Learning Surgical Gestures from Data
摘要
In this chapter we develop methods to extract knowledge from data, in what we call “bottom-up” knowledge extraction. When we think about robot movements we usually think about optimized movements, that try to minimize the energy consumption, the time required for a task, or the stress (and consequent damage) on the motors. These optimizations can be achieved because the dynamical model of the robot allows to have a mathematical and physical description of these quantities to minimize. While this reasoning is true in industrial robotics, it becomes flawed when talking about surgical robotics. Indeed, in this scenario the goal is to perform a delicate procedure while maximizing the safety of the patient. The problem is that, while we are able to provide a mathematical description of the energy consumption and of the motor fatigue, there is not a way to define the ‘patient safety’ or the ‘after-intervention patient health’. Additionally, while there is an exhaustive literature describing all the phases of an intervention, surgeons learn to move purely by practicing, building dexterity from experience.

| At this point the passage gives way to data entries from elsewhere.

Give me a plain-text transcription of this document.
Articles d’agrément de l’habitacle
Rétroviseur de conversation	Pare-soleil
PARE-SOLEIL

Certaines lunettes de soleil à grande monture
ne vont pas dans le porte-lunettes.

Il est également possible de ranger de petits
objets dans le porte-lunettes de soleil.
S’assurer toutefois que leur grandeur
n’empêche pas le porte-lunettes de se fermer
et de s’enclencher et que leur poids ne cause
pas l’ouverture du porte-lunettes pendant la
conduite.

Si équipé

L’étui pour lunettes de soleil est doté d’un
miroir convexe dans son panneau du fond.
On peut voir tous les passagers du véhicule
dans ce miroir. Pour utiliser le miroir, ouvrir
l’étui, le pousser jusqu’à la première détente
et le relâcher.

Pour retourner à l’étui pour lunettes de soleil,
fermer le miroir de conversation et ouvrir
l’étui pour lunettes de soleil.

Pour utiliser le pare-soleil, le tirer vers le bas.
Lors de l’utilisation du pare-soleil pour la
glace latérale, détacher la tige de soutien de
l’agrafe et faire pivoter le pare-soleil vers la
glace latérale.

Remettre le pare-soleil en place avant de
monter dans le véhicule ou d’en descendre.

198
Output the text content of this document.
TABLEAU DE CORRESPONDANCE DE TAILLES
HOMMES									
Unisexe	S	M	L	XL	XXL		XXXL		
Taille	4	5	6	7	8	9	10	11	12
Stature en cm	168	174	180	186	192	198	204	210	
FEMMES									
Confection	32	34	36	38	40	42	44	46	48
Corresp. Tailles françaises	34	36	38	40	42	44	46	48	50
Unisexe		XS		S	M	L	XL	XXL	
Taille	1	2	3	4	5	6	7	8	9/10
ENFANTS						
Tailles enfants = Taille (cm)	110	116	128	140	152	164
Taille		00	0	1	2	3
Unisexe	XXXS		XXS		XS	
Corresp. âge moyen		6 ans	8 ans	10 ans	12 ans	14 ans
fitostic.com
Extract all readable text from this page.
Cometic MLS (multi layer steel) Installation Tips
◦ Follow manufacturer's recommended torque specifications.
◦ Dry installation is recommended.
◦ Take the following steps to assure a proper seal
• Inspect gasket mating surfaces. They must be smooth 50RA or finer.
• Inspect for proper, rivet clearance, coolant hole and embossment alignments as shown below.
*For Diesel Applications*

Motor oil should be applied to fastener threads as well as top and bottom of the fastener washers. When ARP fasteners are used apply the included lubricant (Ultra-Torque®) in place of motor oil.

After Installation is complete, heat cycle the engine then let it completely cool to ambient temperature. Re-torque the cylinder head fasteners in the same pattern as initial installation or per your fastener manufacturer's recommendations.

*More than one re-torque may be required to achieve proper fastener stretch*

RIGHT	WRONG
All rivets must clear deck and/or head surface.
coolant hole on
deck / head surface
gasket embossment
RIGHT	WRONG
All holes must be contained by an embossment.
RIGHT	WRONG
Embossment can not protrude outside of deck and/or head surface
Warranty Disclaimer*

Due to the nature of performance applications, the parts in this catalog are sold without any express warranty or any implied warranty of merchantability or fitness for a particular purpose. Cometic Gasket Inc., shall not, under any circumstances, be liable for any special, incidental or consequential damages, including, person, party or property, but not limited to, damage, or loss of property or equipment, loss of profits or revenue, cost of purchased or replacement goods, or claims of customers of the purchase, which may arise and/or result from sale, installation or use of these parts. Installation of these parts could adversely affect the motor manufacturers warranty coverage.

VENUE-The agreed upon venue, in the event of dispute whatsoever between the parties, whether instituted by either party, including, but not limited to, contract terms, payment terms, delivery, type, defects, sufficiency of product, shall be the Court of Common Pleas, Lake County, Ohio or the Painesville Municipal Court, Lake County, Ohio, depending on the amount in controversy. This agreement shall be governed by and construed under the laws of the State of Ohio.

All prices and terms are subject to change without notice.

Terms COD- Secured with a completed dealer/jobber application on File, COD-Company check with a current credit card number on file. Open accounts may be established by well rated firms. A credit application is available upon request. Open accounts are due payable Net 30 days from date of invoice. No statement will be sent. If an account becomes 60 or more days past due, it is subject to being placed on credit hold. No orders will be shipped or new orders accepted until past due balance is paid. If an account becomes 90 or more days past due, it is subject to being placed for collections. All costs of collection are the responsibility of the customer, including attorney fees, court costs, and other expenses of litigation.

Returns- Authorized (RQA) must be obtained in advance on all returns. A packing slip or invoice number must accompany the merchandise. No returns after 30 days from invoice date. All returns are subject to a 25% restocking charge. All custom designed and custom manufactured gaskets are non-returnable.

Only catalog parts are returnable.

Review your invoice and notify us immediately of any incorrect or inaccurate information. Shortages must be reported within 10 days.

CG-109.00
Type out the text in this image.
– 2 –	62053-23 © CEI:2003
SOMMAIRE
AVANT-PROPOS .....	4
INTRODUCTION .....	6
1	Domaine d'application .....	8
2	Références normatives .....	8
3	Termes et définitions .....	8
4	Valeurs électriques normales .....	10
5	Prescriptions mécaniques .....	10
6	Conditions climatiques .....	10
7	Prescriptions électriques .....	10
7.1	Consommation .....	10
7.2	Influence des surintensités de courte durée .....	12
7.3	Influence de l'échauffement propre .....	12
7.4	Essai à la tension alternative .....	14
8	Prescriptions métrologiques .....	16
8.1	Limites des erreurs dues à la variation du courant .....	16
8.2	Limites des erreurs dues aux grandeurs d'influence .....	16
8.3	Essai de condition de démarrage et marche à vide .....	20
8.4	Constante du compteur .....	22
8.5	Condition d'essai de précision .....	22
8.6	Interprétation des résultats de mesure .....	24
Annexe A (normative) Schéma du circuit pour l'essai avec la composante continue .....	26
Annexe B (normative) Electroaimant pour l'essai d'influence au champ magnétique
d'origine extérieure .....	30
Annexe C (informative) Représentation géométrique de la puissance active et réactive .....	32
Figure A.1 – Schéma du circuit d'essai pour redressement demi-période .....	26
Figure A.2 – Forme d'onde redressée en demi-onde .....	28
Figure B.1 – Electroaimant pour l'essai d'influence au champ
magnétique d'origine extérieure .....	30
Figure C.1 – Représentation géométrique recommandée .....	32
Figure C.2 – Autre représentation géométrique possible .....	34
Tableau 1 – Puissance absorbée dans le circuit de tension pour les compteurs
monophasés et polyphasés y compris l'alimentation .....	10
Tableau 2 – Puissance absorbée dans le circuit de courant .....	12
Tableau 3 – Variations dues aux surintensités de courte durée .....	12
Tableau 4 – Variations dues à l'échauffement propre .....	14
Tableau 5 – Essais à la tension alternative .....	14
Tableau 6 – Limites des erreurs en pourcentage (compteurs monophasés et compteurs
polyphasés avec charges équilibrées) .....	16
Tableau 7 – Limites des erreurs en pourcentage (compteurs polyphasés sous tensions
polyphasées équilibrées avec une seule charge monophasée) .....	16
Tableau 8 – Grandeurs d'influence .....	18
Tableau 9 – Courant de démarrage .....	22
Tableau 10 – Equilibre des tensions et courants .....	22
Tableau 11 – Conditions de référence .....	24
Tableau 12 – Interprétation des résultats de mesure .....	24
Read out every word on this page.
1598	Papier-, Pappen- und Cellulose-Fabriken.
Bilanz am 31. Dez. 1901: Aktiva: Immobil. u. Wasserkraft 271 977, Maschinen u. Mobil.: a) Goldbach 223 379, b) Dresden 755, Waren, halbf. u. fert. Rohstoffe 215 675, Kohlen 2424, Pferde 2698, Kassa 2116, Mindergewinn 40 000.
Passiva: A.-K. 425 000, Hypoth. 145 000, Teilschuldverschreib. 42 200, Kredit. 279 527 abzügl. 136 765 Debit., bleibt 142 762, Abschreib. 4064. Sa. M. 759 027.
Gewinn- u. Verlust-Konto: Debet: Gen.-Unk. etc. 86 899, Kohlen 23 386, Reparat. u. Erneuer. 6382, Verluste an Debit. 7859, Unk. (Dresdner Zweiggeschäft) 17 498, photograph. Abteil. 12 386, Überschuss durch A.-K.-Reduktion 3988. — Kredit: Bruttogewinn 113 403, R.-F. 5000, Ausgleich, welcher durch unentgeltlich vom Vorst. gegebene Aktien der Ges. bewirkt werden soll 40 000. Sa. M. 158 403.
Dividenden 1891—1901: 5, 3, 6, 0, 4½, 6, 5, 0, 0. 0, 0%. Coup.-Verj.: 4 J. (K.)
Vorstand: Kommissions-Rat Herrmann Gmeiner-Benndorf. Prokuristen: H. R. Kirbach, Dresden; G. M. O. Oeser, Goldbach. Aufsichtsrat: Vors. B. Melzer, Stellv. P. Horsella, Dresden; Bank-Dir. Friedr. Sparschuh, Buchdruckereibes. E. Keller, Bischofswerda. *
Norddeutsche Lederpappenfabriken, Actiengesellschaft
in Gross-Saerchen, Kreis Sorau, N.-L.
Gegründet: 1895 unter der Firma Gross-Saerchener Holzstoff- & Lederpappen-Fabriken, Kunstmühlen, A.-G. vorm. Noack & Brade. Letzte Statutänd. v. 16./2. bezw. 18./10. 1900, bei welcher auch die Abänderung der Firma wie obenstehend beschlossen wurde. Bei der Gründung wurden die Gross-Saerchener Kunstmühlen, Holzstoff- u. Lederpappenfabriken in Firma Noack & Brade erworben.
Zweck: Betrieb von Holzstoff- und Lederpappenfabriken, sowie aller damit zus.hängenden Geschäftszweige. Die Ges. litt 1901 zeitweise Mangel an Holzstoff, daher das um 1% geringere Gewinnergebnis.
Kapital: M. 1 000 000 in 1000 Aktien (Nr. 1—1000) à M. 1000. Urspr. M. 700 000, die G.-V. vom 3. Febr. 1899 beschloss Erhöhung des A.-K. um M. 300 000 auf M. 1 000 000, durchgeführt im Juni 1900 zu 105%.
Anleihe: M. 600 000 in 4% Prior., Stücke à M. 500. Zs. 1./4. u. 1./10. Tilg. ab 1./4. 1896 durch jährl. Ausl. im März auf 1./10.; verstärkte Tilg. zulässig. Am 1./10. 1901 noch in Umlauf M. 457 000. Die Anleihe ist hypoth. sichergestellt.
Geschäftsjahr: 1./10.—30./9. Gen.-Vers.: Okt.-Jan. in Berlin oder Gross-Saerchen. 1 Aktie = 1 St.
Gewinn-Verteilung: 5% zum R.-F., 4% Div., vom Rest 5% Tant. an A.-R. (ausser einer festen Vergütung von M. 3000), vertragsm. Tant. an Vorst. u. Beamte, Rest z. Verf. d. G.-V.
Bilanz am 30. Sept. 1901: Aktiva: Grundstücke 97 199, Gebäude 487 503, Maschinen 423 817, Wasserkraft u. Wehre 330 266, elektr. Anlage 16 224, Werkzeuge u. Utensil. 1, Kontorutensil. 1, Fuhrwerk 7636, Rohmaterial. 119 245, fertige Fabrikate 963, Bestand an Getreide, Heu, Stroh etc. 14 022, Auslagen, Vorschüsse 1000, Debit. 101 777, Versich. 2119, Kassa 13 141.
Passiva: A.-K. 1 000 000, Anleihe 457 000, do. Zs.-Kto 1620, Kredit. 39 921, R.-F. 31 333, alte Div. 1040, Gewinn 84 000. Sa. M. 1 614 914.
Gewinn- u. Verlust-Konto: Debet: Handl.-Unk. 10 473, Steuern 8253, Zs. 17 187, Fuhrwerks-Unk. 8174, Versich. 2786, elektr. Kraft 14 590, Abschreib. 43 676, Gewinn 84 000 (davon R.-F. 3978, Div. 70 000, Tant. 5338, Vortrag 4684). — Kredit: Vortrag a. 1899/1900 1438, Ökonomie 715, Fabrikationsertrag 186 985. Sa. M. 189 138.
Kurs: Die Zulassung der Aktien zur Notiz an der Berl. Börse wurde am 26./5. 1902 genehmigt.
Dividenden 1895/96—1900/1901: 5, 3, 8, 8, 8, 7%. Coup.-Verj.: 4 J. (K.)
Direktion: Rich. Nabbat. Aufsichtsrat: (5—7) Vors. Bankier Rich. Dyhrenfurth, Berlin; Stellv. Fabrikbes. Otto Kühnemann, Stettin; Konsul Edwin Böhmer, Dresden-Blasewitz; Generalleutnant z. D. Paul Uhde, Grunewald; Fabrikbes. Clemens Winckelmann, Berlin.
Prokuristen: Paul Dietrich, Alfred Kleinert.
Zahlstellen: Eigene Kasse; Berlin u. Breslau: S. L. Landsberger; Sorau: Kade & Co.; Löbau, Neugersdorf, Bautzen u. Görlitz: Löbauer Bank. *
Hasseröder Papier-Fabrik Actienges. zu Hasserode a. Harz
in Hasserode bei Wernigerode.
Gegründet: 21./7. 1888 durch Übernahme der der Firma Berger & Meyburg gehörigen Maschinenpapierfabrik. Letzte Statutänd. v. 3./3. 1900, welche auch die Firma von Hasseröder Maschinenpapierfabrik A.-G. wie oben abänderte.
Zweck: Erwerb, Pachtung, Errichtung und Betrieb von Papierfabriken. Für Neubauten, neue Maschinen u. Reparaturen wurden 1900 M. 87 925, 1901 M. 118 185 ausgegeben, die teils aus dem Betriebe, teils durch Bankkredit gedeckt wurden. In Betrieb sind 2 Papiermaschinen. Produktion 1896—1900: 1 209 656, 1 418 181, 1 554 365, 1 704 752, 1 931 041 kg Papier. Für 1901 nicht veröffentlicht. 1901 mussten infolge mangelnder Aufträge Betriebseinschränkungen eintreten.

For these reasons, we decided to use a learning approach to describe the movements, called ‘primitives’ or ‘surgemes’. In this way, we can learn the low-level movements that the robot should perform by imitating expert surgeons, trying to mimicking their movements. In particular, in Sect. 1 we present the framework we adopted to describe the kinematics, while in Sect. 2 we discuss the model used to extract these movements from data.